İlk Derece Mahkemesinin yukarıda belirtilen kararma yönelik olarak Adalet Bakanlığınca; menfi tespit davalarında ispat yükünün kural olarak davalı alacaklıda olduğu, davalı şirket çalışanlarınca davacı hakkında tutulan tutanakların aksi sabit oluncaya kadar geçerli belgelerden olmadığı, davalının kaçak elektrik enerjisi tüketimine ilişkin tespitini doğru bulgu ve belgelere dayandırması ve tüketici haklarının ihlal edilmemesinin esas olduğu, ispat yükünün davalı tarafta olduğu gözetilmeksizin davacı tarafça tahakkuka ilişkin belgeler sunulmadığından bahisle davanın reddine karar verilmesinin usul ve yasaya olduğu ileri sürülerek, kanun yararına temyiz isteminde bulunulmuştur.

 

B. Gerekçe ve Değerlendirme

Uyuşmazlık, kaçak elektrik kullanımına dayalı borç tahakkuku sebebiyle menfi tespit istemine ilişkindir.

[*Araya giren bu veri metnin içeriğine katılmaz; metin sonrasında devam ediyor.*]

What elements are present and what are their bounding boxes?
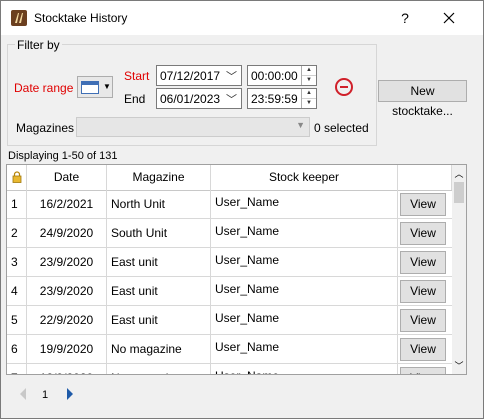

4721 sayılı Kanunun "İspat yükü" başlıklı 6. maddesi "Kanunda aksine bir hüküm bulunmadıkça, taraflardan her biri, hakkım dayandırdığı olguların varlığını ispatla yükümlüdür'' hükmünü, 6100 sayılı Hukuk Muhakemeleri Kanunu'nun (6100 sayılı Kanun) 190. maddesinin ilk fıkrası ise aynı yönde "İspat yükü, kanunda özel bir düzenleme bulunmadıkça, iddia edilen vakıaya bağlanan hukukî sonuçtan kendi lehine hak çıkaran tarafa aittir" düzenlemesini içerir. Buna göre ispat yükü, ispatı gereken vakıalara dayanan tarafa ait olup, herkes iddiasını ispatlamakla mükelleftir.

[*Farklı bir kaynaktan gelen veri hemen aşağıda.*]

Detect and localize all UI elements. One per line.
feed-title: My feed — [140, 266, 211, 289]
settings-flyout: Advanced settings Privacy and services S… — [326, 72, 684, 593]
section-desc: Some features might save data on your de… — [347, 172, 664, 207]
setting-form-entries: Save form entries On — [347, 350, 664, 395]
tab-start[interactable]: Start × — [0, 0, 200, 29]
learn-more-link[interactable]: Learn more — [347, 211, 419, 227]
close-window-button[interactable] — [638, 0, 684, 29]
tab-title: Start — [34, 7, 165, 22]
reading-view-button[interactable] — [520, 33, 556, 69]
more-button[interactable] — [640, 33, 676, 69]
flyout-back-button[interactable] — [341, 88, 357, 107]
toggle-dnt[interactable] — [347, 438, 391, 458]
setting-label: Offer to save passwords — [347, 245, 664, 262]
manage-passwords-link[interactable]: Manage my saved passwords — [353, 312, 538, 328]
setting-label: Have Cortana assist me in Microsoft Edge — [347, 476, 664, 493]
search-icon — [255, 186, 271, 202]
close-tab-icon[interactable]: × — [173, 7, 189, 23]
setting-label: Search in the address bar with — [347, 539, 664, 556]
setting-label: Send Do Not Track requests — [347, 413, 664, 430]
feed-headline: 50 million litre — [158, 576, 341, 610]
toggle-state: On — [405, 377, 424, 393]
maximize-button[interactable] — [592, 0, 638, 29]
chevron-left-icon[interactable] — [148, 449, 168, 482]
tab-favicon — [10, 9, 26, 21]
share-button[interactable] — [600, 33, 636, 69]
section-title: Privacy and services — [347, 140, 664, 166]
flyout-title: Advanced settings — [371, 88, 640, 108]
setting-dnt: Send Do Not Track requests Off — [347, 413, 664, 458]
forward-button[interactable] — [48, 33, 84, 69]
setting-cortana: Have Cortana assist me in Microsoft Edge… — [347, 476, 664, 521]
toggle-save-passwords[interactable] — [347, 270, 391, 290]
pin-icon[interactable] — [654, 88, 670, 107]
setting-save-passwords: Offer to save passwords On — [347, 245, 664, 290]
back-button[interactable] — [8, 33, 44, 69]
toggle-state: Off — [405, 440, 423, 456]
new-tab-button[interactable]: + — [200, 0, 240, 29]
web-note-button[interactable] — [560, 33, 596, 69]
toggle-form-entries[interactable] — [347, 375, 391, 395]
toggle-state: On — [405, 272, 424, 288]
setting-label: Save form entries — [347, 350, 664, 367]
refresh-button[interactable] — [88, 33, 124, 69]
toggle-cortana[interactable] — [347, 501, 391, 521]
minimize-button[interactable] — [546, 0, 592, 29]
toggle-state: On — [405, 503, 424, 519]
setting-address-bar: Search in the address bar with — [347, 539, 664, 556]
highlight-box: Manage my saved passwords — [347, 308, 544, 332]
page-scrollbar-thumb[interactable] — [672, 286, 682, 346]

Davalı tarafından varlığı iddia edilen bir hukuki ilişkinin ve buna bağlı borcun mevcut olmadığının tespiti için açılan menfi tespit davalarında, ispat yükü hukuki ilişkinin yahut alacağın varlığını iddia eden davalıya düşmektedir.

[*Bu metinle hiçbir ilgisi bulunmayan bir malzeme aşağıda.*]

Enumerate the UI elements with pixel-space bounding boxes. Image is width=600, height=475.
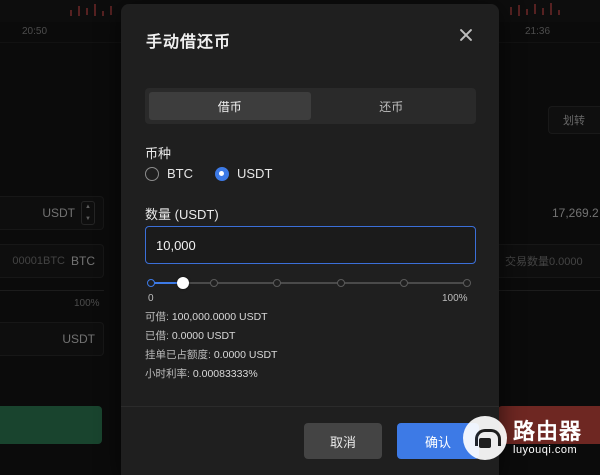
hourly-rate-row: 小时利率: 0.00083333%: [145, 366, 258, 381]
pending-order-value: 0.0000 USDT: [213, 349, 278, 361]
amount-label: 数量 (USDT): [145, 207, 219, 222]
slider-track: [151, 282, 467, 284]
dialog-title: 手动借还币: [146, 34, 232, 51]
currency-radio-group: BTC USDT: [145, 166, 294, 181]
currency-label: 币种: [145, 146, 172, 161]
watermark-en: luyouqi.com: [513, 444, 578, 457]
borrowable-key: 可借:: [145, 311, 169, 323]
radio-usdt-label: USDT: [237, 166, 273, 181]
borrowed-value: 0.0000 USDT: [171, 330, 236, 342]
watermark-text: 路由器 luyouqi.com: [513, 418, 583, 457]
radio-btc-label: BTC: [167, 166, 193, 181]
hourly-rate-key: 小时利率:: [145, 368, 190, 380]
amount-slider[interactable]: [147, 276, 471, 290]
pending-order-key: 挂单已占额度:: [145, 349, 211, 361]
borrowed-key: 已借:: [145, 330, 169, 342]
slider-step-node[interactable]: [210, 279, 219, 287]
slider-step-node[interactable]: [147, 279, 155, 287]
slider-step-node[interactable]: [273, 279, 282, 287]
cancel-button[interactable]: 取消: [304, 423, 382, 459]
footer-divider: [121, 406, 499, 407]
amount-input[interactable]: [145, 226, 476, 264]
slider-step-node[interactable]: [399, 279, 408, 287]
close-icon[interactable]: [457, 26, 475, 44]
borrow-repay-tabs: 借币 还币: [145, 88, 476, 124]
watermark-cn: 路由器: [513, 418, 583, 444]
hourly-rate-value: 0.00083333%: [192, 368, 258, 380]
borrowed-row: 已借: 0.0000 USDT: [145, 328, 235, 343]
site-watermark: 路由器 luyouqi.com: [463, 405, 600, 471]
radio-icon: [145, 166, 159, 181]
radio-checked-icon: [215, 166, 229, 181]
radio-btc[interactable]: BTC: [145, 166, 193, 181]
borrowable-row: 可借: 100,000.0000 USDT: [145, 309, 268, 324]
slider-step-node[interactable]: [463, 279, 471, 287]
borrowable-value: 100,000.0000 USDT: [171, 311, 268, 323]
slider-step-node[interactable]: [336, 279, 345, 287]
pending-order-row: 挂单已占额度: 0.0000 USDT: [145, 347, 277, 362]
tab-repay[interactable]: 还币: [311, 92, 473, 120]
router-logo-icon: [463, 416, 507, 460]
radio-usdt[interactable]: USDT: [215, 166, 272, 181]
slider-max-label: 100%: [442, 293, 468, 304]
slider-thumb[interactable]: [176, 277, 189, 289]
borrow-repay-dialog: 手动借还币 借币 还币 币种 BTC USDT 数量 (USDT) 0 100%…: [121, 4, 499, 475]
slider-min-label: 0: [148, 293, 154, 304]
tab-borrow[interactable]: 借币: [149, 92, 311, 120]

Yine belirtmek gerekir ki 6100 sayılı Kanun'un yargılamaya hakim olan ilkelerden taraflarca getirilme ilkesini düzenleyen 25. maddesi uyarınca kural olarak hâkim, iki taraftan birinin söylemediği şeyi veya vakıaları kendiliğinden dikkate alamaz.

Somut olayda; davacı tarafça kaçak elektrik kullanılmadığı ileri sürülerek menfi tespit talebinde bulunulmuştur.

Bu itibarla İlk Derece Mahkemesince; ispat yükü davalıda olmasına rağmen, yanılgılı değerlendirme ile ispat yükü ters çevrilerek davanın reddine karar verilmesi usul ve kanuna aykırı olup bozmayı gerektirmiştir.

 

V. KARAR

Açıklanan sebeplerle;

Adalet Bakanlığının 6100 sayılı Kanunun 363/1 maddesine dayalı kanun yararına temyiz isteminin kabulü ile kararın sonuca etkili olmamak üzere KANUN YARARINA BOZULMASINA,

Kararın bir örneğinin ve dava dosyasının Adalet Bakanlığına gönderilmesine,

01.07.2025 tarihinde oy birliğiyle karar verildi.